Vergelijkingen tussen landen worden vaak gemaakt aan de hand van koopkrachtstandaarden (KKS), zodat de waarden worden gecorrigeerd voor verschillen in prijspeil tussen landen. De gegevens in figuur 2 en figuur 3 en in tabel 2 worden uitgedrukt in actuele prijzen en kunnen wegens de inflatie en wisselkoersschommelingen niet worden gebruikt om vergelijkingen te maken tussen verschillende perioden. In 2017 bedroeg het bbp in de EU-28 in KKS 15,3 biljoen (15 300 miljard) – voor de EU-28 staat één KKS gelijk aan één euro; als zodanig was het bbp in KKS van de EU-28 in alle jaren waarvoor de analyse wordt gepresenteerd, hoger dan dat van de Verenigde Staten. Het is interessant om op te merken dat China in het verleden altijd een lager niveau van economische productie had dan de EU-28 en de Verenigde Staten, maar dat deze situatie is veranderd als gevolg van de snelle transformatie en constante groei van de Chinese economie. In 2013 was het Chinese bbp in KKS voor het eerst hoger dan dat van de Verenigde Staten en in 2015 bereikte de economische productie van China een niveau dat hoger was dan het niveau geregistreerd in de EU-28 (een situatie die zich in 2016 en 2017 voortzette).

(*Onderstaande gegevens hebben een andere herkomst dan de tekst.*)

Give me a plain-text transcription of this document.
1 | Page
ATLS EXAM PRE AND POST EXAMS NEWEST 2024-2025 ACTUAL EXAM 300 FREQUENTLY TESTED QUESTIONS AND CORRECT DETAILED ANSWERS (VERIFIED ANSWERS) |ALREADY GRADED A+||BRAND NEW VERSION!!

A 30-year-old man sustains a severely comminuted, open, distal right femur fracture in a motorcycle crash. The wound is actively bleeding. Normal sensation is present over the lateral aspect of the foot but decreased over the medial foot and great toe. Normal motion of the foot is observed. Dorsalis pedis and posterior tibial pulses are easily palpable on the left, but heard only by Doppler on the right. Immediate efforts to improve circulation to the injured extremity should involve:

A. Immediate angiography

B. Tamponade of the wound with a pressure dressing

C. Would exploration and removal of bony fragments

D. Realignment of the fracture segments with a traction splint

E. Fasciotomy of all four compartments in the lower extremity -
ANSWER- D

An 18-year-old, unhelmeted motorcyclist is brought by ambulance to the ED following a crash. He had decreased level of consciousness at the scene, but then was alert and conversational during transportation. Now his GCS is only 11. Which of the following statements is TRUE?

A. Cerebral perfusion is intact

Figuur 2: Bbp tegen actuele marktprijzen, 2007-2017
(miljard KKS)
Bron: Eurostat (prc_ppp_ind) en Wereldbank

De eurozone (EZ-19) was in 2017 verantwoordelijk voor 70,7 % van het bbp van de EU-28 (gemeten in KKS), wat lager was dan het percentage van 72,6 % in 2007. In 2017 waren de grootste vijf EU-lidstaten (Duitsland, Frankrijk, het Verenigd Koninkrijk, Italië en Spanje) samen verantwoordelijk voor iets meer dan twee derde (66,8 %) van het bbp van de EU-28, 1,8 procentpunt minder dan tien jaar eerder (in 2007).

In 2017 bedroeg het gemiddelde bbp per hoofd van de bevolking 29 900 in de hele EU-28.

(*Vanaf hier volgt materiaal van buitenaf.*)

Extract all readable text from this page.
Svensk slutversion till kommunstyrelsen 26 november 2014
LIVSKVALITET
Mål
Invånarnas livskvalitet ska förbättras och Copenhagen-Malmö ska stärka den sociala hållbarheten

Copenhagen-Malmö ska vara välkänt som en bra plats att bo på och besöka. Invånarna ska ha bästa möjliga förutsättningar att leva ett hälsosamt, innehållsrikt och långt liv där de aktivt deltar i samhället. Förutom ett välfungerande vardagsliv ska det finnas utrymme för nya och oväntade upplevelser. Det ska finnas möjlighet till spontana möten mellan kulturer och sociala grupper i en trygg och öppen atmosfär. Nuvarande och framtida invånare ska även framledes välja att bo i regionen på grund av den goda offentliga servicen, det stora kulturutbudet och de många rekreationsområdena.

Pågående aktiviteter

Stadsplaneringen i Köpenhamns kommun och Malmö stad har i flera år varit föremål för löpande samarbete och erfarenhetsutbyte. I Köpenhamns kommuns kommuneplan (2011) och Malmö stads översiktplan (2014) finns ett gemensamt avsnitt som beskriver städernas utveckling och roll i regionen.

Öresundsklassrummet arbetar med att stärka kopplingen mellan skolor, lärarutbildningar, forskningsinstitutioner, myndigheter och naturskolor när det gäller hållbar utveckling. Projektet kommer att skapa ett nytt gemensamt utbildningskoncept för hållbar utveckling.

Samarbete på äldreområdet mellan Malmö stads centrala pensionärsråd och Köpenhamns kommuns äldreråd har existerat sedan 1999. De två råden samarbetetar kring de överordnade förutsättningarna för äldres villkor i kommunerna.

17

Om de levensstandaard te evalueren, wordt vaak het bbp per hoofd van de bevolking gebruikt, oftewel het bbp gecorrigeerd voor de omvang van de economie in termen van de bevolkingsomvang. In 2017 was het gemiddelde bbp per hoofd van de bevolking voor de EU-28 (in termen van actuele prijzen) EUR29,9 duizend EUR. Waarden in KKS zijn gecorrigeerd voor de verschillen in prijspeil in de landen. De relatieve positie van individuele landen kan worden uitgedrukt in de vorm van een vergelijking met het EU-28-gemiddelde, dat is gelijkgesteld aan 100 (zie tabel 2). Op basis van deze indicator werd de hoogste waarde van de EU-lidstaten geregistreerd in Luxemburg, waar het bbp per hoofd van de bevolking in KKS in 2017 ongeveer 2,5 maal zo hoog was als het gemiddelde van de EU-28 (deels verklaard door het grote aantal grensoverschrijdende werknemers uit België, Frankrijk en Duitsland). In Bulgarije daarentegen bedroeg het bbp per hoofd van de bevolking nog niet de helft van het EU-28-gemiddelde.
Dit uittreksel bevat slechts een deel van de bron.